Lung injuries caused by electronic cigarette or vaping product use-associated lung injury (EVALI) have a particular pattern on CT -- namely ground-glass opacity, according to a study published August 27 in Radiology: Cardiothoracic Imaging.
The study results could help clinicians make better diagnoses of the condition and patients avoid unnecessary biopsies, wrote a team led by Dr. Michael Gotway of the Mayo Clinic in Scottsdale, AZ.
"These radiological findings will be especially beneficial to physicians to help them determine potentially less invasive treatment options," Gotway said in a statement released by the RSNA. "We could potentially make that diagnosis noninvasively through cooperation with our clinical colleagues ... [and] by alerting them to a scan pattern that is suggestive of the possibility of EVALI, we may actually save patients from having to meet a surgeon."

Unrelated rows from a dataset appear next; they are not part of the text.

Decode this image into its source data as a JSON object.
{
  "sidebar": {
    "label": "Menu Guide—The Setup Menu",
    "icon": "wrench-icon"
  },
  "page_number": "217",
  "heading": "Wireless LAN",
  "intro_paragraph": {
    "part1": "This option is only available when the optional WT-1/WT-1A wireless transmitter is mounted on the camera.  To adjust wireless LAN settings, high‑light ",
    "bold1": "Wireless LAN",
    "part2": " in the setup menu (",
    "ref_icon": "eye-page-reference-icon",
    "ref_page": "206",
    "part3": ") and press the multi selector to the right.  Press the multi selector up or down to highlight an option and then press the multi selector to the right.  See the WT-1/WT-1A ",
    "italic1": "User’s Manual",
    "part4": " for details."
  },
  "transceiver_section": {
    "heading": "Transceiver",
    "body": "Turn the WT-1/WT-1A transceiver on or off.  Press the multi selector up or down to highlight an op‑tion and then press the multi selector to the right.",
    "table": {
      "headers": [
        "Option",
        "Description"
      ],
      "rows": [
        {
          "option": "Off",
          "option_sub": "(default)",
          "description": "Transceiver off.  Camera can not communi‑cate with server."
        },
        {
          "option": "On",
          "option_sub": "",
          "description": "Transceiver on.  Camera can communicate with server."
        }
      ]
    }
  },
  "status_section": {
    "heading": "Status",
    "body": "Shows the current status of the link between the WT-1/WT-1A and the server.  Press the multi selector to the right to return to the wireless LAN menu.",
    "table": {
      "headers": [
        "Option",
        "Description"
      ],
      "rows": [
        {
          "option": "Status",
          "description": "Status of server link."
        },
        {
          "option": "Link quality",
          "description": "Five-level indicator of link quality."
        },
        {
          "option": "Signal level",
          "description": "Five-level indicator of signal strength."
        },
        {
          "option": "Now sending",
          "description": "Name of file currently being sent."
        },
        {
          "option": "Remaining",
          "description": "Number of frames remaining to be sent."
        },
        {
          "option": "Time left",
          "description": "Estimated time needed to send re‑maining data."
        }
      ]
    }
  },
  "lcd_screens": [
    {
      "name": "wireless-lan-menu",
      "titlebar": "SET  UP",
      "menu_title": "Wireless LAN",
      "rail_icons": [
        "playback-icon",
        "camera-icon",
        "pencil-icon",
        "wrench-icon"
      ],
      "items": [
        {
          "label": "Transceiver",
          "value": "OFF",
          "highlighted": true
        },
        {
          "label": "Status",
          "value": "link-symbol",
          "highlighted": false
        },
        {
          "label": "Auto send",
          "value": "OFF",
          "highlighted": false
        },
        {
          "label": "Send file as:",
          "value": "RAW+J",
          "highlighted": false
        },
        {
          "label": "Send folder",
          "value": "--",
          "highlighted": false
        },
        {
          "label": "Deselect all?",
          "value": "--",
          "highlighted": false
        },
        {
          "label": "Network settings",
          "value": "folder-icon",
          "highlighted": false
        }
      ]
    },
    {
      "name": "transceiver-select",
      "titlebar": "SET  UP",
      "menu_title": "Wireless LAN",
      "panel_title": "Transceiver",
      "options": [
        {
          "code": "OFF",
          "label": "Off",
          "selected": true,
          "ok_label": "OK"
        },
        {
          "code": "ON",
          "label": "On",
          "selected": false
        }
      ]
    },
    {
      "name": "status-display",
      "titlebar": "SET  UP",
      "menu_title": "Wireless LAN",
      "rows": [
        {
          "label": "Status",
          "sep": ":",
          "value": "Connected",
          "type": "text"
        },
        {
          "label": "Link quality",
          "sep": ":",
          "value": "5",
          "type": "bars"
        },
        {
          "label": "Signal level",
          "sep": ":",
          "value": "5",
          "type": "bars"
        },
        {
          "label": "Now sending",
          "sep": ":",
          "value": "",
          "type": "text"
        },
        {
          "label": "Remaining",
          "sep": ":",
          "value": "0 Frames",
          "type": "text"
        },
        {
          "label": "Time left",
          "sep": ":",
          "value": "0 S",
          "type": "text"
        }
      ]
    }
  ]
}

Electronic cigarettes (e-cigarettes) and vaporizers heat a mix of nicotine, flavorings, and other chemicals that the user inhales, and the use of these devices has increased over the past 10 years, the RSNA said. In 2019, the U.S. Centers for Disease Control and Prevention (CDC) received the first reports of EVALI, which is characterized by "e-cigarette use or vaping within 90 days from symptom onset, associated with infiltrates at chest imaging, in the absence of an alternative explanation," the researchers wrote. Within six months of those first reports to the CDC, 3,000 more EVALI cases were reported and 68 deaths due to the condition verified, the society said.
Gotway and colleagues investigated patterns on chest CT that might correspond to pathological findings for EVALI through a study that included 26 patients who met criteria for the condition and had undergone both CT as well as biopsy. The team classified CT findings as either ground-glass opacity or consolidation.
The most common CT finding among patients with EVALI also confirmed by pathology was multifocal or diffuse ground-glass opacity, identified in 96% of the study cohort -- a finding even more prevalent than that of subacute hypersensitivity pneumonitis, or lung tissue inflammation, according to the authors.
"We hope to make radiologists aware that if they see diffuse lung opacities in a younger patient without clearly defined causes, then they may want to seriously consider that the patient could have a vaping injury," Gotway said in the RSNA statement. "Patients may not readily admit that they're using the material, but if a radiologist recognizes these patterns and then tells the clinician that it could be vaping-induced injury, then maybe they could test for a nicotine metabolite or ask the patient about this exposure."